The Asian consortium estimated its work to date on its Montney asset spread has identified 15,000 locations for horizontal drilling and hydraulic fracturing to tap 52 Tcf of economically viable gas reserves.
In response to the Petronas decision to pull the LNG project, TransCanada’s Karl Johannson, executive vice president of Canada and Mexico natural gas pipelines, said the Calgary-based operator was reviewing its options related to the proposed Prince Rupert Gas Transmission (PRGT) project “as we continue to focus on our significant investments in new and existing natural gas infrastructure to meet our customers’ needs.
“As part of our agreement with Petronas affiliate Progress Energy, following receipt of a termination notice, TransCanada would be reimbursed for the full costs and carrying charges incurred to advance the PRGT project. We expect to receive this payment later in 2017.”
Johannson said TransCanada was “proud of the work we have done along the PRGT route, which has allowed us to sign 14 project agreements with First Nations and secure the key regulatory approvals and permits. We have built strong new relationships, and we look forward to continuing our strong partnerships with First Nations and communities in BC as we develop other natural gas assets, including our North Montney Mainline project.”
The mainline project is “backed by independent 20-year commercial service agreements with 11 shippers (including Progress Energy), and pending regulatory approvals, we remain ready to move forward,” Johannson said.
“There is still a strong need for Canadian natural gas supplies to get to market, and the infrastructure we are building in Alberta and British Columbia — including recently announced multi-billion dollar investments in our NGTL system and North Montney Mainline — are designed to help move natural gas supplies to markets where they are needed.”
The overseas tanker terminal cancellation ends a five-year effort to launch LNG exports that included a special session of the BC legislature last year to approve favorable tax, royalty and other arrangements.
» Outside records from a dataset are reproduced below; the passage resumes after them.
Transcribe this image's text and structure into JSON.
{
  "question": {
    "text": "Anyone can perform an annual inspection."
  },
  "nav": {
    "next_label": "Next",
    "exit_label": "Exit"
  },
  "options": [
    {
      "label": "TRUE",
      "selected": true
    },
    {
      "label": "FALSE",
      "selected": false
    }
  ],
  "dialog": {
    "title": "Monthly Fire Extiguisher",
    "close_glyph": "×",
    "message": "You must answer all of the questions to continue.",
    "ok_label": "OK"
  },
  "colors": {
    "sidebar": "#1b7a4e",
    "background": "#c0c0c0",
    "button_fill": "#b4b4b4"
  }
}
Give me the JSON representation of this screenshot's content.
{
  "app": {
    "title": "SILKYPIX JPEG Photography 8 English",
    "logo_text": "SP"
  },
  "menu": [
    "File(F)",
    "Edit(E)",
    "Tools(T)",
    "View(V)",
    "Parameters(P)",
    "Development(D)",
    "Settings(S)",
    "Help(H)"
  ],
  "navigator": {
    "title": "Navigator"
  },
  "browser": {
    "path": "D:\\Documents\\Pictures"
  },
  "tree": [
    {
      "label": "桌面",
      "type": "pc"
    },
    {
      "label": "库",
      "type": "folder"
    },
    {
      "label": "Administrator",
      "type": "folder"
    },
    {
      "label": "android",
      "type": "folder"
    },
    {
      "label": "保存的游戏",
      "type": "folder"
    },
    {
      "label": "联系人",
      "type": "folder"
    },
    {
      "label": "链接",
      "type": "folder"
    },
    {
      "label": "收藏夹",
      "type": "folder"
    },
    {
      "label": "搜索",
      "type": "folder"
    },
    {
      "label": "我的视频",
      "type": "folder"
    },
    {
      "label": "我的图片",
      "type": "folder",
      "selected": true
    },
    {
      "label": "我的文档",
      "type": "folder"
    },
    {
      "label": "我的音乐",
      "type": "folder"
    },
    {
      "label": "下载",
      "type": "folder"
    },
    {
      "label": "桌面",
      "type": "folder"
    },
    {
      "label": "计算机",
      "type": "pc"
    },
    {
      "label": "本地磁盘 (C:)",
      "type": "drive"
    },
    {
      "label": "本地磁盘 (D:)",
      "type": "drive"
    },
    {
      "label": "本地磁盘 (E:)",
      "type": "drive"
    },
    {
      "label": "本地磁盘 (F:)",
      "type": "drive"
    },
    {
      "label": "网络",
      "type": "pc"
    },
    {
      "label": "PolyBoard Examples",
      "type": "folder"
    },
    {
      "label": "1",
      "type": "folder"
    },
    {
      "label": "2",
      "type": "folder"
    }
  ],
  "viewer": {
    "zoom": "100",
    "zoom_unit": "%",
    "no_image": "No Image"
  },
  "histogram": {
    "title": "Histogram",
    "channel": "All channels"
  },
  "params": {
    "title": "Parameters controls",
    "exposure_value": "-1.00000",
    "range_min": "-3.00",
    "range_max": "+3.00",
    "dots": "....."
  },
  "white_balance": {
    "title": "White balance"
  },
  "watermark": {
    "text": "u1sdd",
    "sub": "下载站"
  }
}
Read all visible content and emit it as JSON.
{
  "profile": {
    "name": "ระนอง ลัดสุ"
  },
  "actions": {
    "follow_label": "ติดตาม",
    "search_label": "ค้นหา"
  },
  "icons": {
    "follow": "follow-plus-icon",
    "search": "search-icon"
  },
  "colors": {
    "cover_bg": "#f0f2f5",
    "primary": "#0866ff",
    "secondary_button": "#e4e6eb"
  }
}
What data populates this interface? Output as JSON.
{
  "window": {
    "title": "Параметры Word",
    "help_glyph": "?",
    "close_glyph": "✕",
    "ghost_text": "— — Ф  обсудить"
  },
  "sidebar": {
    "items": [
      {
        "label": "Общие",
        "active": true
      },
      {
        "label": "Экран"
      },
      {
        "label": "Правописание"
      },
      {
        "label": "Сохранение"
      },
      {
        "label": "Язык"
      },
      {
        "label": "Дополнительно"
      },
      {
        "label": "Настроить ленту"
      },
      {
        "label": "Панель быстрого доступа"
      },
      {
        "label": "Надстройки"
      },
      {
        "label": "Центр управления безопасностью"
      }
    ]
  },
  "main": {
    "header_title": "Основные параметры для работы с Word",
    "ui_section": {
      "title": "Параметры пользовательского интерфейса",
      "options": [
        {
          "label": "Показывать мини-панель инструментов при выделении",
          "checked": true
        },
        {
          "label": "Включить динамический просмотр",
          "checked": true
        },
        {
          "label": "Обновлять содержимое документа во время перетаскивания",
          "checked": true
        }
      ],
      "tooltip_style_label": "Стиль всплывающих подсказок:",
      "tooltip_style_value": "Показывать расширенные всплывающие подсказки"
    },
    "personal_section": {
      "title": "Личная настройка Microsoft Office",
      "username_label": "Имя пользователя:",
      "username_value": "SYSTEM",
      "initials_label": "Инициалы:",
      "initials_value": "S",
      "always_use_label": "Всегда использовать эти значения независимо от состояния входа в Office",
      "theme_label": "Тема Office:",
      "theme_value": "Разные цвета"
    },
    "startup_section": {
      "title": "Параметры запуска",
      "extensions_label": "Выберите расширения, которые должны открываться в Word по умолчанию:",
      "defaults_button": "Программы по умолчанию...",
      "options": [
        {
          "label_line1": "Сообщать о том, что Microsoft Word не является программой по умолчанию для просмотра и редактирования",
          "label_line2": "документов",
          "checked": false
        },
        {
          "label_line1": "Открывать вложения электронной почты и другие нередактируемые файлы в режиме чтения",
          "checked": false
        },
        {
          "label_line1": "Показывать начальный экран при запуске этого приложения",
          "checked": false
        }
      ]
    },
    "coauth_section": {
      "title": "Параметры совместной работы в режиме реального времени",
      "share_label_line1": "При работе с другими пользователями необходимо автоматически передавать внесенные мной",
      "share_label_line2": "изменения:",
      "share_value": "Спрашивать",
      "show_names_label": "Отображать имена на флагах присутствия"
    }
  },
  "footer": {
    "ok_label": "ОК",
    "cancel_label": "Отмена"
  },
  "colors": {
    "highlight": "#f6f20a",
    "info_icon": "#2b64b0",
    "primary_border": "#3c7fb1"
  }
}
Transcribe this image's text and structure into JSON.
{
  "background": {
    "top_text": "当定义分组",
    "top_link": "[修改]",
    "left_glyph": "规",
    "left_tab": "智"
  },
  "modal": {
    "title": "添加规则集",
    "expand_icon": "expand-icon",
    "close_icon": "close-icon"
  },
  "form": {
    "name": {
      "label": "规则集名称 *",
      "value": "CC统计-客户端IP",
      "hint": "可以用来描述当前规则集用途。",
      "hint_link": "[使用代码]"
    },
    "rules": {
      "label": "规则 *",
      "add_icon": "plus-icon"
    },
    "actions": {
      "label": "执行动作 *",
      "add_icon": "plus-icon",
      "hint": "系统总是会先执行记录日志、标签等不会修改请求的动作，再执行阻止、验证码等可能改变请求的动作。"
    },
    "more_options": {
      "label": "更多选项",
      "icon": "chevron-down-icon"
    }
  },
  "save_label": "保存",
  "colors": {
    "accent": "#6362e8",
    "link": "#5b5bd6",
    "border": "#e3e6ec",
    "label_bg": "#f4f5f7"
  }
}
Federal regulatory approvals were granted last fall.
But the NEB observed that market hurdles remained formidable, in a review released last week of Canadian prospects for breaking into the crowded global LNG scene. Lower-cost competition from the United States was rated as especially strong.
“Canadian LNG projects would generally be greenfield sites and incur higher costs than U.S. projects built on existing LNG import terminal sites,” said the NEB report.
“Most proposed Canadian LNG projects would rely on inland supply sources in northeast British Columbia and Alberta. This would require major new long haul pipelines or expansions of existing systems to transport natural gas to coastal liquefaction facilities — a major additional project expense that also requires regulatory approvals.”
The Pacific NorthWest cancellation leaves one proposal for a mega-scale BC tanker export terminal still standing: a 3.7 Bcf/d project proposed by the LNG Canada consortium of Shell Canada, Kogas, Petrochina and Mitsubishi Corp. Another 16 projects remain lined up on paper but reporting no progress.
LNG Canada, while continuing engineering and marketing work, foreshadowed delays with a recent application to the NEB. The group is asking for a five-year extension of its export license deadline for starting shipments, setting a new target date of 2027.
The request for more time echoes the NEB’s global development assessment. “The market for LNG has experienced significant changes,” said the Shell-led BC team.
“Global macro-economic factors have influenced a significant increase in natural gas production capacity that has outpaced demand growth in major and emerging LNG import markets. These factors have resulted in persistently low natural gas prices and increased competition among global LNG export projects.”